I hear from a lot of anglers who prefer chasing big trout on big water that small-stream fly fishing is easy and that the fish aren’t as sophisticated as big-water trout.
This may be true, in some instances, but I’m here to tell you that you’ll need more casts in your toolbox to effectively cast to small-stream strucure than you will from the front of a drift boat. I’m also here to tell you that you have a better chance of spooking small-stream trout by simply walking the bank of a backcountry trout stream than you will by lining a big trout in big water.
And, I’ll also maintain that structure in small water is likely more important than it is in big water, at least for bigger fish.

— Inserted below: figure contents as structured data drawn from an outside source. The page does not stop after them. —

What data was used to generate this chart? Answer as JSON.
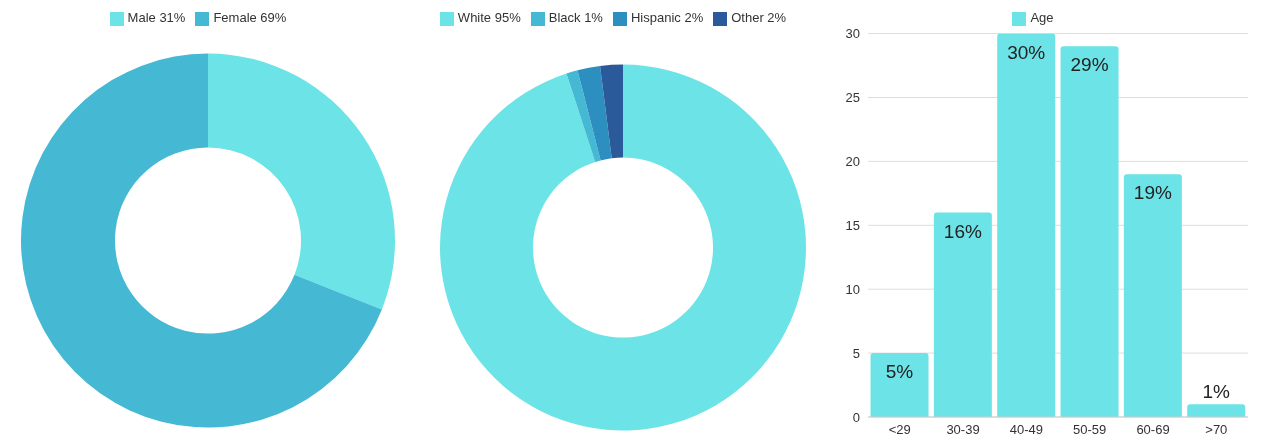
{
  "chart_data": [
    {
      "type": "donut",
      "categories": [
        "Male 31%",
        "Female 69%"
      ],
      "values": [
        31,
        69
      ],
      "colors": [
        "#6ce3e6",
        "#45b8d4"
      ],
      "legend": "top"
    },
    {
      "type": "donut",
      "categories": [
        "White 95%",
        "Black 1%",
        "Hispanic 2%",
        "Other 2%"
      ],
      "values": [
        95,
        1,
        2,
        2
      ],
      "colors": [
        "#6ce3e6",
        "#45b8d4",
        "#2d8fc0",
        "#2a5a9a"
      ],
      "legend": "top"
    },
    {
      "type": "bar",
      "categories": [
        "<29",
        "30-39",
        "40-49",
        "50-59",
        "60-69",
        ">70"
      ],
      "series": [
        {
          "name": "Age",
          "color": "#6ce3e6",
          "values": [
            5,
            16,
            30,
            29,
            19,
            1
          ],
          "value_labels": [
            "5%",
            "16%",
            "30%",
            "29%",
            "19%",
            "1%"
          ]
        }
      ],
      "ylim": [
        0,
        30
      ],
      "yticks": [
        0,
        5,
        10,
        15,
        20,
        25,
        30
      ],
      "grid": "y",
      "legend": "top"
    }
  ]
}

It’s simple. Small-stream trout have limited habitat. Very rarely will you find backcountry trout just hanging out midstream waiting for the next helping of drifting food. Life is tougher for these small-water fish, and they respond to hugging structure and being tuned in to what’s happening around them. So you’ll need to fish that structure, and you’ll need to hone some “short-game” casting skills to fish it effectively.
In the video above, I talk about chasing small-water trout and how important structure is to fishing for them. If you want to chase backcountry trout, you might want to practice your casting. Practice things like the reach cast, the mend, the dap … and practice putting the fly in tight spots, because backcountry trout need structure to survive.